David Richards is a computational physicist in the Physical and Life Sciences Directorate at Lawrence Livermore National Laboratory.  He currently leads a team that is working with scientists at IBM to develop new models and methods for simulating the human heart using powerful supercomputers, such as Sequoia at LLNL.  Dr. Richards is also involved in research to help plan how computer modeling and simulation will take advantage of even more powerful computers in the future.  Dr. Richards received B.S. in Physics from Harvey Mudd College in 1992 and his Ph.D. in Physics from the University of Illinois at Urbana-Champaign in 1999.



Erin McKay

Erin M. McKay is a Biology teacher at Tracy High School in Tracy, CA. She received her BS in Biology with an emphasis in Plant biology in 2001 and her Science teaching credential in 2002 from University of California Davis.  While attending UC Davis she interned at a small startup, AgraQuest, in their microbiology department.
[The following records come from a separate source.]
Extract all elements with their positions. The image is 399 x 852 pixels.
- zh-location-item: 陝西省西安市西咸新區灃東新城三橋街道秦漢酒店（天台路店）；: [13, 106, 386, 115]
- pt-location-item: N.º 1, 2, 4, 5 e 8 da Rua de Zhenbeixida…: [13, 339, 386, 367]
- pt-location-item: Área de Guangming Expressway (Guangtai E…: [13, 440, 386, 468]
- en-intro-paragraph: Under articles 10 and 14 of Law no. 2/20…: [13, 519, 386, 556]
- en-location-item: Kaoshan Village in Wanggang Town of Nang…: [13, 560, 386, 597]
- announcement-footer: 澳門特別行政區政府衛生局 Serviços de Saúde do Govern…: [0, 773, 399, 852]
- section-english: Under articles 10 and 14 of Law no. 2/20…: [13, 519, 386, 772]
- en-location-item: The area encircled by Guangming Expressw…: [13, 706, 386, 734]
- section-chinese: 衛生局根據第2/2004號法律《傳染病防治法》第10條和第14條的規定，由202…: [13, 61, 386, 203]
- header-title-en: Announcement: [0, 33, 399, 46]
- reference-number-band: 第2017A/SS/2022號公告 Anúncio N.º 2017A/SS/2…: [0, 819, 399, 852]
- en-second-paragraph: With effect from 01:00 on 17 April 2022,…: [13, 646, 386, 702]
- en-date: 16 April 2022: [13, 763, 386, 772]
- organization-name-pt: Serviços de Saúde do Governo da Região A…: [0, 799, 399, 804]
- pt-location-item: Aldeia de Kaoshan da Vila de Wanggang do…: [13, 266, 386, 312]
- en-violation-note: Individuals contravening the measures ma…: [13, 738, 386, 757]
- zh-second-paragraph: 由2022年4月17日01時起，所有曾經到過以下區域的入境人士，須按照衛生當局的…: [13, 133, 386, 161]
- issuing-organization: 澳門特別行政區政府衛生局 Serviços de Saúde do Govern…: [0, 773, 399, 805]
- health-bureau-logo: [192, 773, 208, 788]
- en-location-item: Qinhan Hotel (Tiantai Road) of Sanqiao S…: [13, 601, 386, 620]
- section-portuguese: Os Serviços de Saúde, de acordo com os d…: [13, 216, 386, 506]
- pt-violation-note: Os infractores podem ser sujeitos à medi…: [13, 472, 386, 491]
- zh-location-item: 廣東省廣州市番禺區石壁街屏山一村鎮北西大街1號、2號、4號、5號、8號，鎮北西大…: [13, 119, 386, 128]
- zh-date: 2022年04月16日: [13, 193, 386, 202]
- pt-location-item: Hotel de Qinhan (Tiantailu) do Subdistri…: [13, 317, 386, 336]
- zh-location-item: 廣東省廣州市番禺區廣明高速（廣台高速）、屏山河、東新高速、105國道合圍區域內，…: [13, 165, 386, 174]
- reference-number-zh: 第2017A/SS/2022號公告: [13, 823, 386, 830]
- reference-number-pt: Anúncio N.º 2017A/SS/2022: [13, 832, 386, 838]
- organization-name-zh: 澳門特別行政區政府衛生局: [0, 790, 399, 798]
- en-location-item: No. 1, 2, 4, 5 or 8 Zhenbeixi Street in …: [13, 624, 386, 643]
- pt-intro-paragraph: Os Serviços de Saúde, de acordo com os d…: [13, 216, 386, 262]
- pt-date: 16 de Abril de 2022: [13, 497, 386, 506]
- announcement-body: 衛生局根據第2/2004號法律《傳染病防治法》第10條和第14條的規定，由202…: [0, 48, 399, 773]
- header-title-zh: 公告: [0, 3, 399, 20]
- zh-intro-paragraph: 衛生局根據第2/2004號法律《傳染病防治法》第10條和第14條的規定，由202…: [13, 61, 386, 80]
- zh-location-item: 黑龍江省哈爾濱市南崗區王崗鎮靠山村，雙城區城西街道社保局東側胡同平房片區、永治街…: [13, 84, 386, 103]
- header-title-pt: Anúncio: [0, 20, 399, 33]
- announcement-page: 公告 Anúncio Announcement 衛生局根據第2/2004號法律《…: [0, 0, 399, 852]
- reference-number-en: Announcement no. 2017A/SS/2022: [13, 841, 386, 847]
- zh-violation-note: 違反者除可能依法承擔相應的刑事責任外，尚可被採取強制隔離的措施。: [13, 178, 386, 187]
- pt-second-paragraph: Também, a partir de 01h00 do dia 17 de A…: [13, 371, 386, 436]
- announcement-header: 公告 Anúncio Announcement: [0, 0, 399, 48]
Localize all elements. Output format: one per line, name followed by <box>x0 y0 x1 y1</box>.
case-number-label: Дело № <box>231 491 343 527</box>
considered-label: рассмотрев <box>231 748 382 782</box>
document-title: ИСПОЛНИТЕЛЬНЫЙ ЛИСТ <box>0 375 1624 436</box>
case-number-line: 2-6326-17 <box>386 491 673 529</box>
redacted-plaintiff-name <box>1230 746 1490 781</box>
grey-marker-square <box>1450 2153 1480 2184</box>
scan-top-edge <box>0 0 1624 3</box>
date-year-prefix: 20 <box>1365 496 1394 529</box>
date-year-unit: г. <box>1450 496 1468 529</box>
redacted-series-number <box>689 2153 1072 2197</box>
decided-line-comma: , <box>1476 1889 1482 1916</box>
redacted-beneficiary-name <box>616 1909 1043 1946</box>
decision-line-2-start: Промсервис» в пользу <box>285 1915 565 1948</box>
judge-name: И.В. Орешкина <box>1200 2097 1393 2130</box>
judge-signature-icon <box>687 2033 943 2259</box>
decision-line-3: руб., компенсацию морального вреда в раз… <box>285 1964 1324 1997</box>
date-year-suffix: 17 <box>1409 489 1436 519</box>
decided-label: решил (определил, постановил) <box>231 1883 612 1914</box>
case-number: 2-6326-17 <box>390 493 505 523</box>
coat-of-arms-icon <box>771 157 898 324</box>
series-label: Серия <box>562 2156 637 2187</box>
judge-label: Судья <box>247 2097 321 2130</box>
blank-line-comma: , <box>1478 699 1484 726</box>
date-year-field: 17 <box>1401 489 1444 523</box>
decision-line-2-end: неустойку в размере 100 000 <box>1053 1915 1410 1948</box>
After finishing her education, she began teaching at Tracy high in 2002, and began participating in Lawrence Livermore National Lab's Teacher Research Academy. As of the summer of 2011, she and three other west coast teachers began collaborating with Rutgers University's Waksman Institute's student scholar program.  This program trains teachers and students how to do genuine Molecular Biology research in the classroom.  In the summer of 2012, Erin helped organize and instruct the student scholar program at Lawrence Livermore Lab's Teacher Research Academy.